Bob Bishop: SGI looking for Altix OEMs
When the Top500 list of the world's most powerful computers is published Monday, the 10,240 processor "Columbia" supercomputer that Silicon Graphics Inc. (SGI) recently built for NASA's (National Aeronautics and Space Administration's) Ames Research Center is expected to be the number-two system on the list. Columbia is a much-needed success for SGI, which has been struggling to reclaim customers lost during an ill-fated foray into the Windows market during the late 1990s. Since taking the reins of the company in 1999, Bob Bishop, an 18-year SGI veteran, has refocused SGI on its core technical markets, and bet the company's future on the three core technologies in its Altix line of servers: the Linux operating system, Intel Corp.'s Itanium processor architecture, and SGI's own NUMAflex system design. With NUMAflex, SGI has been able to scale Linux to unprecedented levels.

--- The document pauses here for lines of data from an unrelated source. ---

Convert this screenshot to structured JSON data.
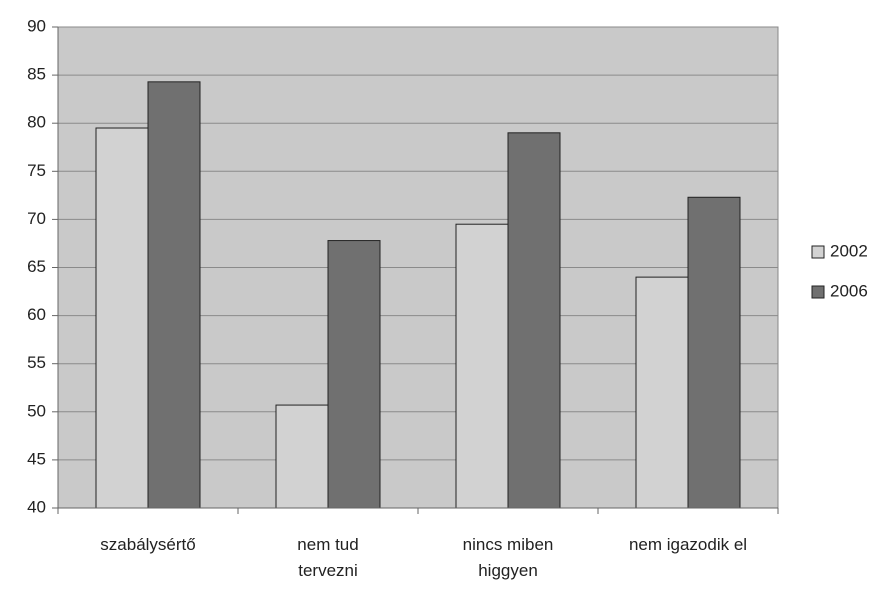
{
  "chart_data": {
    "type": "bar",
    "categories": [
      "szabálysértő",
      "nem tud\ntervezni",
      "nincs miben\nhiggyen",
      "nem igazodik el"
    ],
    "series": [
      {
        "name": "2002",
        "color": "#d2d2d2",
        "values": [
          79.5,
          50.7,
          69.5,
          64
        ]
      },
      {
        "name": "2006",
        "color": "#707070",
        "values": [
          84.3,
          67.8,
          79,
          72.3
        ]
      }
    ],
    "ylim": [
      40,
      90
    ],
    "yticks": [
      40,
      45,
      50,
      55,
      60,
      65,
      70,
      75,
      80,
      85,
      90
    ],
    "grid": true,
    "legend": "right"
  }
}
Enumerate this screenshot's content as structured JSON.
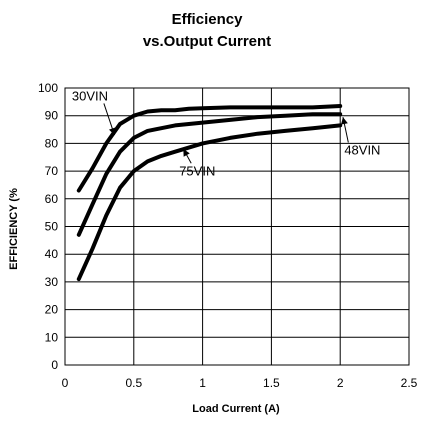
{
  "chart_data": {
    "type": "line",
    "title": "Efficiency",
    "subtitle": "vs.Output Current",
    "xlabel": "Load Current (A)",
    "ylabel": "EFFICIENCY (%",
    "xlim": [
      0,
      2.5
    ],
    "ylim": [
      0,
      100
    ],
    "xticks": [
      "0",
      "0.5",
      "1",
      "1.5",
      "2",
      "2.5"
    ],
    "yticks": [
      "0",
      "10",
      "20",
      "30",
      "40",
      "50",
      "60",
      "70",
      "80",
      "90",
      "100"
    ],
    "grid": true,
    "plot_extent_x": 2.5,
    "series": [
      {
        "name": "30VIN",
        "x": [
          0.1,
          0.2,
          0.3,
          0.4,
          0.5,
          0.6,
          0.7,
          0.8,
          0.9,
          1.0,
          1.2,
          1.4,
          1.6,
          1.8,
          2.0
        ],
        "y": [
          63,
          71,
          80,
          87,
          90,
          91.5,
          92,
          92,
          92.5,
          92.7,
          93,
          93,
          93,
          93,
          93.5
        ]
      },
      {
        "name": "48VIN",
        "x": [
          0.1,
          0.2,
          0.3,
          0.4,
          0.5,
          0.6,
          0.7,
          0.8,
          1.0,
          1.2,
          1.4,
          1.6,
          1.8,
          2.0
        ],
        "y": [
          47,
          58,
          69,
          77,
          82,
          84.5,
          85.5,
          86.5,
          87.5,
          88.5,
          89.5,
          90,
          90.5,
          90.5
        ]
      },
      {
        "name": "75VIN",
        "x": [
          0.1,
          0.2,
          0.3,
          0.4,
          0.5,
          0.6,
          0.7,
          0.8,
          1.0,
          1.2,
          1.4,
          1.6,
          1.8,
          2.0
        ],
        "y": [
          31,
          42,
          54,
          64,
          70,
          73.5,
          75.5,
          77,
          80,
          82,
          83.5,
          84.5,
          85.5,
          86.5
        ]
      }
    ],
    "annotations": [
      {
        "label": "30VIN",
        "text_x": 0.05,
        "text_y": 95.5,
        "arrow_x": 0.36,
        "arrow_y": 83
      },
      {
        "label": "48VIN",
        "text_x": 2.03,
        "text_y": 76,
        "arrow_x": 2.02,
        "arrow_y": 89.5
      },
      {
        "label": "75VIN",
        "text_x": 0.83,
        "text_y": 68.5,
        "arrow_x": 0.86,
        "arrow_y": 78
      }
    ]
  }
}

Despite its remarkable technical achievements, SGI's future remains unclear. The industry has been slow to adopt the Itanium processor, and SGI has struggled to achieve profitability. Bishop called the company's most recent financial quarter, which saw SGI post a net loss of US$28 million, "disappointing," but in an interview with IDG News Service, he discussed his company's future and how he plans to bring Altix to new markets and why he has confidence that Itanium, and not Advanced Micro Devices Inc.'s rival Opteron processor, is the right microprocessor for Altix. Following is an edited transcript of that interview.
IDG News Service: With your Altix systems, you have been able to build incredibly large shared-memory Linux servers. It seems that that kind of technology could be used in the commercial space, as well as the technical markets that SGI sells into. Why don't people typically use SGI machines for commercial applications like Oracle (Corp.) databases?
Bob Bishop: Of course commercial applications ultimately need something similar. Our approach to the commercial market will be through private labeling of our products. We're willing to have our machines flow into the commercial space, but we will do that through partners who will probably add their own application software, and their own support and their own label.
IDGNS: Can you name any partners that you're working with?
Bishop: We are not at the point where we can name any partners. That would be up to them.
IDGNS: What kind of companies are you looking to sign deals with?
Bishop: It would be people who are already in that space and are having some trouble managing as databases are getting larger. We just released TPC-H (Transaction Processing Performance Council Benchmark H) numbers, which were world record numbers, and that was with DB2, just as an example of what's coming.